O diagnóstico da incontinência urinária de esforço inclui, como em outras patologias, a história clínica com sintomas e queixas apresentados pelo paciente, o exame físico geral, o exame dos genitais em posição ginecológica e ortostática (em pé) e o toque retal. O exame físico genital permite avaliar o estado hormonal local, presença ou não de prolapsos genitais e principalmente permite que se constate a presença de perda urinária através da uretra durante manobras de esforço abdominal ou tosse.

O estudo urodinâmico é o principal método de diagnóstico complementar da incontinência urinária. Tem por princípio simular o ciclo de enchimento e esvaziamento vesical cotidiano. Permite que seja avaliado o grau de incontinência, a presença ou não de hiperatividade da bexiga e eventuais distúrbios neurológicos com repercussão no aparelho urinário.

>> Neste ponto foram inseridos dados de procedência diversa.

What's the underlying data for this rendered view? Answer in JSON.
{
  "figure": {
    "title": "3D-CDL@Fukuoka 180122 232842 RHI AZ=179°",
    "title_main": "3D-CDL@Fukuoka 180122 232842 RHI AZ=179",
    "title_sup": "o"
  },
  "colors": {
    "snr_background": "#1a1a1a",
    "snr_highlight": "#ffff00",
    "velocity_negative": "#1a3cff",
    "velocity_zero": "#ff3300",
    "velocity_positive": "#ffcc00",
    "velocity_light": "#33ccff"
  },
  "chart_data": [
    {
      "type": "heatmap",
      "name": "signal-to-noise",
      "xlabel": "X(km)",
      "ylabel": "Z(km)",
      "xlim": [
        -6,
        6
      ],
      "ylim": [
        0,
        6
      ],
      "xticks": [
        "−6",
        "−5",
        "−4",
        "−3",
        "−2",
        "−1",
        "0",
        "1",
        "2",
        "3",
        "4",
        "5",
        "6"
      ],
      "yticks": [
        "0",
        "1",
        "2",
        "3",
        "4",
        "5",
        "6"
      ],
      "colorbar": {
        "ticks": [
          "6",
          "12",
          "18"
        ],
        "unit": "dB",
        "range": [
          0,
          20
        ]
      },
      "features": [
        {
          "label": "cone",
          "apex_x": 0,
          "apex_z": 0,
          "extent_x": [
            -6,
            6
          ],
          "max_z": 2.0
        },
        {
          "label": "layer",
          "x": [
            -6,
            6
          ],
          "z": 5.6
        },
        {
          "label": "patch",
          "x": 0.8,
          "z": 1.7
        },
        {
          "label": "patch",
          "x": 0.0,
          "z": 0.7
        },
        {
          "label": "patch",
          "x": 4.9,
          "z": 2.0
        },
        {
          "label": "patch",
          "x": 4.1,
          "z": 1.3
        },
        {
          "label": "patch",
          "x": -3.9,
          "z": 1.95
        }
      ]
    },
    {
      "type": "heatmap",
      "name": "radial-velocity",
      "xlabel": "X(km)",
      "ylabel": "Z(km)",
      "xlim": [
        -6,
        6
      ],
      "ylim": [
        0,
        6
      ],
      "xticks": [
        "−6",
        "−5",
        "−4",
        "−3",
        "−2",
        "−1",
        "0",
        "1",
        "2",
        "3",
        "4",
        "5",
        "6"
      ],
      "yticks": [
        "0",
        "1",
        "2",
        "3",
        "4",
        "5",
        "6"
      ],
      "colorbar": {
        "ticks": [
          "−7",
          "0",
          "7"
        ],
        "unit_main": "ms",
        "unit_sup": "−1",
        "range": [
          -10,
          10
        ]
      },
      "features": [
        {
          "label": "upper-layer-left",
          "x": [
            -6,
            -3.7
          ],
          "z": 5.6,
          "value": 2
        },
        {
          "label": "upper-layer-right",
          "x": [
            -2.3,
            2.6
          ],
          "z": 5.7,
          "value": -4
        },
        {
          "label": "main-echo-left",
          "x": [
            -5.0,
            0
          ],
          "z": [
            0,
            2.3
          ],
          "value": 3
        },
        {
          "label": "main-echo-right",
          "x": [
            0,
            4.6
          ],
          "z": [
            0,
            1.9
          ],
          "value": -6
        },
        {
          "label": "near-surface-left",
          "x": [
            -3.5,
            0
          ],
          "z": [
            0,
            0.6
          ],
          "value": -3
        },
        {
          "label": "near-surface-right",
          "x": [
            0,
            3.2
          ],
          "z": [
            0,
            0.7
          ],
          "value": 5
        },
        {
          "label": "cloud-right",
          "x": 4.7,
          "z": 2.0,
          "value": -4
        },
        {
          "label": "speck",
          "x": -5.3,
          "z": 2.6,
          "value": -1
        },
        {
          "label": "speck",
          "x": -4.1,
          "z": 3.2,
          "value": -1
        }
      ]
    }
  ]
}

O tratamento não cirúrgico pode ser indicado como primeira escolha terapêutica para a maioria dos casos, no entanto, sua indicação mais usual se dá para os casos de incontinência urinária de pequena intensidade, para as pacientes em que está contra-indicado o tratamento cirúrgico e para aquelas que não aceitam o tratamento cirúrgico. Entre as opções de tratamento conservador da IUE temos os exercícios do assoalho pélvico para fortalecimento e melhor integração da musculatura, a reposição hormonal (nos casos em que é possível essa reposição). Ainda não temos um medicamento comprovado para melhorar a incontinência urinária de esforço. Alguns remédios (anticolinérgicos) e restrição de alimentos que causam irritação vesical como aqueles ricos em cafeína, refrigerantes e condimentos ajudam a controlar a atividade aumentada da bexiga (bexiga hiperativa), mas não promovem benefícios no tratamento da incontinência urinária de esforço.

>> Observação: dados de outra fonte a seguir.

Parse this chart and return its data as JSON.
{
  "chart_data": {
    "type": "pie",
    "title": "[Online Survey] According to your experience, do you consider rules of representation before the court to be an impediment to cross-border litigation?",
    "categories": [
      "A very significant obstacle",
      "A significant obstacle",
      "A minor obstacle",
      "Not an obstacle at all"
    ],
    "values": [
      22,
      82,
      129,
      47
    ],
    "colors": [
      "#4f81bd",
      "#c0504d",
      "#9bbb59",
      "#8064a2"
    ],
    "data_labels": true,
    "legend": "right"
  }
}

Existe mais de uma centena de técnicas cirúrgicas para o tratamento da incontinência urinária de esforço. A grande maioria baseia-se fundamentalmente no reposicionamento do colo vesical. A colporrafia anterior (Kelly-Kenedy) foi indiscutivelmente uma das mais realizadas no século passado, sendo ainda hoje preconizada por muitos. Consiste em uma cirurgia por via vaginal. Seus resultados positivos variam de 30 a 60%, mas a duração da eficácia é reduzida.

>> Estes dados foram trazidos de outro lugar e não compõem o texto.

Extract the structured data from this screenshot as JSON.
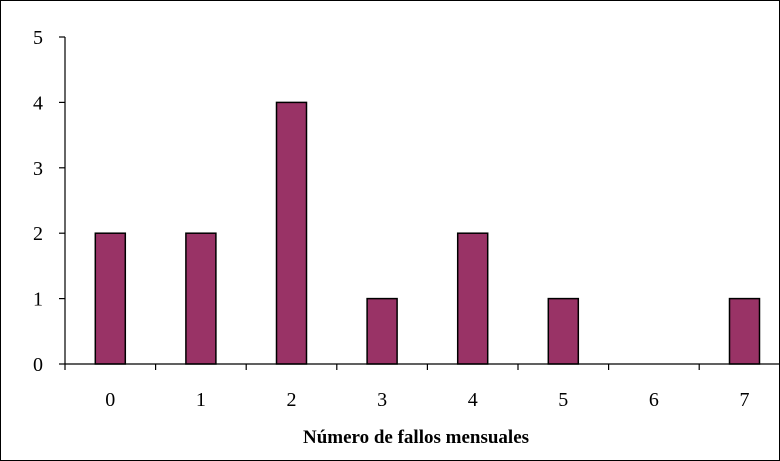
{
  "chart_data": {
    "type": "bar",
    "categories": [
      "0",
      "1",
      "2",
      "3",
      "4",
      "5",
      "6",
      "7"
    ],
    "values": [
      2,
      2,
      4,
      1,
      2,
      1,
      0,
      1
    ],
    "title": "",
    "xlabel": "Número de fallos mensuales",
    "ylabel": "",
    "ylim": [
      0,
      5
    ],
    "yticks": [
      "0",
      "1",
      "2",
      "3",
      "4",
      "5"
    ],
    "grid": false,
    "legend": "none",
    "bar_color": "#993366",
    "bar_edge_color": "#000000"
  }
}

A cirurgia de Burch é realizada por meio de uma incisão no abdômen. Apresenta em média 70-80% de cura em pacientes com até dez anos de seguimento. Suas principais complicações são a infecção cirúrgica e a retenção urinária, tendo sido, por esse motivo, substituída por outras técnicas. Atualmente o método de escolha para tratamento da incontinência urinária de esforço é a chamada técnica de "Sling". Trata-se da passagem de uma faixa abaixo do colo vesical e fixada no abdômen. Os resultados após cinco anos de seguimento são de 82% de cura.

Fístulas urinárias

As fístulas urinárias podem ser decorrentes de processos infecciosos, tumorais e principalmente associados a intercorrências cirúrgicas e radioterapia. De modo geral, podem comunicar a bexiga e a vagina, o ureter e a vagina. A perda involuntária constante de urina pela vagina, ou intermitente é o sintoma manifestado pelas pacientes com fístula vésico-vaginal. Nos casos de fístula uretero-vaginal a micção ocorre regularmente, sendo que há perda de urina via vaginal de modo contínuo. O exame clínico, a endoscopia e a investigação por imagem, habitualmente revelam a sede da lesão. O tratamento é cirúrgico e o sucesso encontra-se na dependência da escolha da técnica adequada para cada caso conforme a experiência do cirurgião.